Onyekanne, Maria Chinyerem Euphemia (2022-07-02)

Main Thesis


The work presents the results of an experimental and computational study of the effects of laser-induced heating provided by magnetite polymer-based nanocomposite structures that are being developed for the localized laser-induced hyperthermic treatment of triple-negative breast cancer. Magnetite nanoparticle-reinforced polydimethylsiloxane (PDMS) nanocomposites were fabricated with weight percentages of (1 %, 5 %, and 10 %) magnetite nanoparticles. The fabricated nanocomposites were exposed to incident Near Infrared (NIR) laser beams with well-controlled powers to generate specific elevated temperatures at different times. The mechanical and thermal properties of the different PDMS-based nanocomposites were critically studied. This was because the unique characteristics during the laser-nanocomposite interactions were driven by the both thermal, microstructural, and physicochemical properties (mechanical properties) of the PDMS-based nanocomposites. Under in vitro conditions, our results from the laser-nanocomposites interactions show a decrease in the cell viability of triple-negative breast cancer cells (MDA-MB-231). Using an ex vivo chicken tissue, laser-nanocomposites interactions resulted in well-controlled temperatures in the hyperthermia domain (41 °C and 44°C) in a submillimeter range using a chicken tissue model. Interestingly, laser irradiation and interaction with the nanocomposites did not cause any observed physical damage to the chicken tissue but resulted in significant breast cancer cell dead.
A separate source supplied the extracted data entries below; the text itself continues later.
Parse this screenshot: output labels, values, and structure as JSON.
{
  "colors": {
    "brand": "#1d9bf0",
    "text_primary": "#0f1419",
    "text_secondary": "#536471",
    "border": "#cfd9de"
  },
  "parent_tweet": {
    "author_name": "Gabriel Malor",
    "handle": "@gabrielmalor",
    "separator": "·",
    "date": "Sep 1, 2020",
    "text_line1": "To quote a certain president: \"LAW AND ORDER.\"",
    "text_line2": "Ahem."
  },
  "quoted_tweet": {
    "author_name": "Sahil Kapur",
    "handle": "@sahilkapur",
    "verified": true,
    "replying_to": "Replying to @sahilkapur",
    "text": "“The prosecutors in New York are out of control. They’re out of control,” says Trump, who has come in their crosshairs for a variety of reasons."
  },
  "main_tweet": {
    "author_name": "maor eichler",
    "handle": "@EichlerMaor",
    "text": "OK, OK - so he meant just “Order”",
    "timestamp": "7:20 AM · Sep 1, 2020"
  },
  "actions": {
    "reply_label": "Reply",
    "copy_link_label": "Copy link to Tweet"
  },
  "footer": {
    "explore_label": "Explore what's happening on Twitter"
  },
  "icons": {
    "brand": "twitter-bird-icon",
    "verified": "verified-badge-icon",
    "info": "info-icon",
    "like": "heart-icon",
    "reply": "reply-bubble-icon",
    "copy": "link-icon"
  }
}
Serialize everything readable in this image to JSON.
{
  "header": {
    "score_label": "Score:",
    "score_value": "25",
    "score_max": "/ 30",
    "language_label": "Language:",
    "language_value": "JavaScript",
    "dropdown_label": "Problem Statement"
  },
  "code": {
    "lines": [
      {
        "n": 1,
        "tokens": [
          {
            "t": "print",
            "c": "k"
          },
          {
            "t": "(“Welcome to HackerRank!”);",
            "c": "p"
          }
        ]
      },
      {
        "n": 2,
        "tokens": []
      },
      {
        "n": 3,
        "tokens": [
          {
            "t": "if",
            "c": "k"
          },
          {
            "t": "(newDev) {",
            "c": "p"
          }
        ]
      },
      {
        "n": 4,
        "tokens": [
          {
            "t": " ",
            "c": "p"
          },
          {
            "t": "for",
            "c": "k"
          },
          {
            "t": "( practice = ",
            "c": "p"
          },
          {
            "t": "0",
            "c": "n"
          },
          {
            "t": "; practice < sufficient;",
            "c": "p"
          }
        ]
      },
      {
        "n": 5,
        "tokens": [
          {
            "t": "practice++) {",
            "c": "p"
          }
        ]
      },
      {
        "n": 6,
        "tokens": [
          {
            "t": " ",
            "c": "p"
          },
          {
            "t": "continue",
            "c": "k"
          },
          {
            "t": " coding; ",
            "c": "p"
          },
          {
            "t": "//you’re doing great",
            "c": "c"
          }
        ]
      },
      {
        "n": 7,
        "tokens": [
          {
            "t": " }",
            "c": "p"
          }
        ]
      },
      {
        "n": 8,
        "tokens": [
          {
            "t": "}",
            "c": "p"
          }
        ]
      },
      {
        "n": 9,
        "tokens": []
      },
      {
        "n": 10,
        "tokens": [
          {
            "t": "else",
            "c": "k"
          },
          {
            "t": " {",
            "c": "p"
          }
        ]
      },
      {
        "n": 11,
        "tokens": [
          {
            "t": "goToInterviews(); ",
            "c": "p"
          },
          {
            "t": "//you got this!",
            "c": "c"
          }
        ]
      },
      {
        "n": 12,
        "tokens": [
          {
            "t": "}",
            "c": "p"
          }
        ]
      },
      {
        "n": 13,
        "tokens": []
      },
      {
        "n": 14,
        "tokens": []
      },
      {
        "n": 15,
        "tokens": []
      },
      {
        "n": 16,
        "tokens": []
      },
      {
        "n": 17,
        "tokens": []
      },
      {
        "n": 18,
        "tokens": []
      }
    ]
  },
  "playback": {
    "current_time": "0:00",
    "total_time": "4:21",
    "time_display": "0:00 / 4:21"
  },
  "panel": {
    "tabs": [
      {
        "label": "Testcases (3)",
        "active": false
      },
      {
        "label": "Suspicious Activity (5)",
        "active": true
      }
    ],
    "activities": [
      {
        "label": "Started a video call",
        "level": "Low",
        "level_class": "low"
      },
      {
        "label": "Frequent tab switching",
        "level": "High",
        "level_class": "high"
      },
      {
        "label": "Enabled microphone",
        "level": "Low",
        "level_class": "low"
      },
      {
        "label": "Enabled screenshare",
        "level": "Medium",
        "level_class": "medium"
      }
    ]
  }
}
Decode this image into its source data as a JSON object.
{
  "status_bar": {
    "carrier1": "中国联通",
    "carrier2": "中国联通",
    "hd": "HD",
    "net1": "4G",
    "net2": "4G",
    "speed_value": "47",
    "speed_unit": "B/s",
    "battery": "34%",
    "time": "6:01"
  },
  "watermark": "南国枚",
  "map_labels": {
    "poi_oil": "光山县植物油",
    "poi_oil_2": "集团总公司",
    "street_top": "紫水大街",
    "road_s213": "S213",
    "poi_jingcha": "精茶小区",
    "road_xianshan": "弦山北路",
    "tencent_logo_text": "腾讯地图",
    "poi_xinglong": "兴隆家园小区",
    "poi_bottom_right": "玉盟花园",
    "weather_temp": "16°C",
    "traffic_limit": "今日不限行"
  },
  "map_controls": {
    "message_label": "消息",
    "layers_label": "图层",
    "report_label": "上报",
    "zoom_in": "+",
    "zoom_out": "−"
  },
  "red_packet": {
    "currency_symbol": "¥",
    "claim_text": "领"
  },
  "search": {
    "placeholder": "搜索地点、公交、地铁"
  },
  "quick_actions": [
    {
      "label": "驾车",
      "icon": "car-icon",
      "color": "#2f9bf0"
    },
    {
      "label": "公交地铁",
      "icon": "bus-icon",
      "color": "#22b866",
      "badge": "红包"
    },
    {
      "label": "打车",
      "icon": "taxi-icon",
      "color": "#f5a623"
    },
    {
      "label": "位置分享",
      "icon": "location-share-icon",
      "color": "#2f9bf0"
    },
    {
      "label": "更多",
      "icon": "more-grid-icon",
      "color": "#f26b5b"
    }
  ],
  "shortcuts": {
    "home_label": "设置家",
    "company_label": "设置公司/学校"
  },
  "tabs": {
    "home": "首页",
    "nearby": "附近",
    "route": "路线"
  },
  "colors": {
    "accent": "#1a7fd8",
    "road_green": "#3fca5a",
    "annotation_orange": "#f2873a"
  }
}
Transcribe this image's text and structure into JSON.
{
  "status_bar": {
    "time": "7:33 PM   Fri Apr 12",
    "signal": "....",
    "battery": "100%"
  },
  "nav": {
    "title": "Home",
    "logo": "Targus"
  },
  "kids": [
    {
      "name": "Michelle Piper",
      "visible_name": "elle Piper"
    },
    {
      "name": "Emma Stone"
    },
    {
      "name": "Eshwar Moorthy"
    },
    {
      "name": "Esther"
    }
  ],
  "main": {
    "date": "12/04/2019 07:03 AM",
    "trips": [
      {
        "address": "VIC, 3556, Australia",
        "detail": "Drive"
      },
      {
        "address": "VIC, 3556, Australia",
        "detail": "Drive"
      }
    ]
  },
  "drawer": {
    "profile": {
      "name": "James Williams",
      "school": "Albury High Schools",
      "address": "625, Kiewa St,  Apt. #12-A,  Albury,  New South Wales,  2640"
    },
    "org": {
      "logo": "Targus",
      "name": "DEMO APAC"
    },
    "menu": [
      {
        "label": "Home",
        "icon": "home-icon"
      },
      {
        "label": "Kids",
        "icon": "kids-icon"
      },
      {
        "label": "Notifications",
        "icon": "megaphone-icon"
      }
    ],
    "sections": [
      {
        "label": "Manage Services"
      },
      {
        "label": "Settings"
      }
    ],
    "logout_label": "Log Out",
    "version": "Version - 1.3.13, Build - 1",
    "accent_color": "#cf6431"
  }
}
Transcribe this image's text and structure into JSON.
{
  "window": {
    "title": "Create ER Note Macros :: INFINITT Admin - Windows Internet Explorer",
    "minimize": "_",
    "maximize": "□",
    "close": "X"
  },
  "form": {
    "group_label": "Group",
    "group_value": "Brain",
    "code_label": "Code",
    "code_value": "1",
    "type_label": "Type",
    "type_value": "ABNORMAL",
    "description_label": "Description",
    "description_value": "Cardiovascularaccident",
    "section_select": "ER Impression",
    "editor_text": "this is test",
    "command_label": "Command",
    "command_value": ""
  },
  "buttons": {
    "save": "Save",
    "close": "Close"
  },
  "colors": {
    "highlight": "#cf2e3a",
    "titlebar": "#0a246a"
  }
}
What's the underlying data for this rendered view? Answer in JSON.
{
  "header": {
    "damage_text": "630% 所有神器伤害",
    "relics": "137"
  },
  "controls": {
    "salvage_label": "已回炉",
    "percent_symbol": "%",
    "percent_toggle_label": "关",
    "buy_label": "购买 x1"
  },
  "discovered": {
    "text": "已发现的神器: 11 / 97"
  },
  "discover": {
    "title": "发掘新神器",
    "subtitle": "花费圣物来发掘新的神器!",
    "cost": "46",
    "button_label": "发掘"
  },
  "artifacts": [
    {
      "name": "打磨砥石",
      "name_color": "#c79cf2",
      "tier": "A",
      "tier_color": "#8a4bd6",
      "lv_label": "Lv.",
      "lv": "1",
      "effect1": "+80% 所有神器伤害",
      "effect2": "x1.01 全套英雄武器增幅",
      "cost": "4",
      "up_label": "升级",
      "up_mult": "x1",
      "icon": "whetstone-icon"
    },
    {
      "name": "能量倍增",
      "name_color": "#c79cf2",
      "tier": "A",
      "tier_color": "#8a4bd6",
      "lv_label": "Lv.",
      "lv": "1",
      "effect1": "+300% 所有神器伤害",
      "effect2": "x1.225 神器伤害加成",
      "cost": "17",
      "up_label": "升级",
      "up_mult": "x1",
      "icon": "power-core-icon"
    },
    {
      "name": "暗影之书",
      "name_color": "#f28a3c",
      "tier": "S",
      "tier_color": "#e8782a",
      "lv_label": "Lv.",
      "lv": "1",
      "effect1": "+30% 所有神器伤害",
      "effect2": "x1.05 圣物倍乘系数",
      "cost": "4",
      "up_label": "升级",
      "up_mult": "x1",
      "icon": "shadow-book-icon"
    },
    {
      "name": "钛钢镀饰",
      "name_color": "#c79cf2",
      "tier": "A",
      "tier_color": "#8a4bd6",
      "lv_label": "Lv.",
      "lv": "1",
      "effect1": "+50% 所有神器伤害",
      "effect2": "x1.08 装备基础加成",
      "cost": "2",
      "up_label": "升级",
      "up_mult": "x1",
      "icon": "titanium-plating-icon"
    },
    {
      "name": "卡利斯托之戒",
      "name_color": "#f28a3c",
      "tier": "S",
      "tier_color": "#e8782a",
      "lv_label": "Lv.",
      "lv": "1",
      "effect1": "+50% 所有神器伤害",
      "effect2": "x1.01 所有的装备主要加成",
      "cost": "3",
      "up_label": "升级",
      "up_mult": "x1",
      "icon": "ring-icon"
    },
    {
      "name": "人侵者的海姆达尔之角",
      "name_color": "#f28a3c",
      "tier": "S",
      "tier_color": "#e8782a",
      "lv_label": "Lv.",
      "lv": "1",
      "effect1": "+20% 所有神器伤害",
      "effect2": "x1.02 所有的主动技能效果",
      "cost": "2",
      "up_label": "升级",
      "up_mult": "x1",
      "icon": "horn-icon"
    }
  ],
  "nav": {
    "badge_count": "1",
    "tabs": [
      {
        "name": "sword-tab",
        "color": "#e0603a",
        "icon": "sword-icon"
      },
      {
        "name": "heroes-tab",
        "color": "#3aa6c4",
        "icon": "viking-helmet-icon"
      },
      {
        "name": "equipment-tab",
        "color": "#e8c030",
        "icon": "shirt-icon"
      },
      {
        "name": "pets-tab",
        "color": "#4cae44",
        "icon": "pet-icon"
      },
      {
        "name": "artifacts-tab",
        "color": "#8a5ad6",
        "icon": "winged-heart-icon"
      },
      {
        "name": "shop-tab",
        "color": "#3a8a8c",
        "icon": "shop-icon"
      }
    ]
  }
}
The potential in vivo performance of the PDMS nanocomposites was also investigated using computational finite element models of the effects of laser-magnetite nanocomposites interactions on the temperatures and thermal doses experienced by tissues that surround the nanocomposites devices. The outcomes of the experimental studies were validated using the results from the computational analyses. The implications of the results are discussed for the potential design of plasmonic/magnetic-based nanocomposites devices with attractive combinations of mechanical, structural, and thermal properties that are relevant to laser hyperthermia and photo-thermal-ablation for the localized treatment of triple-negative breast cancer tissue.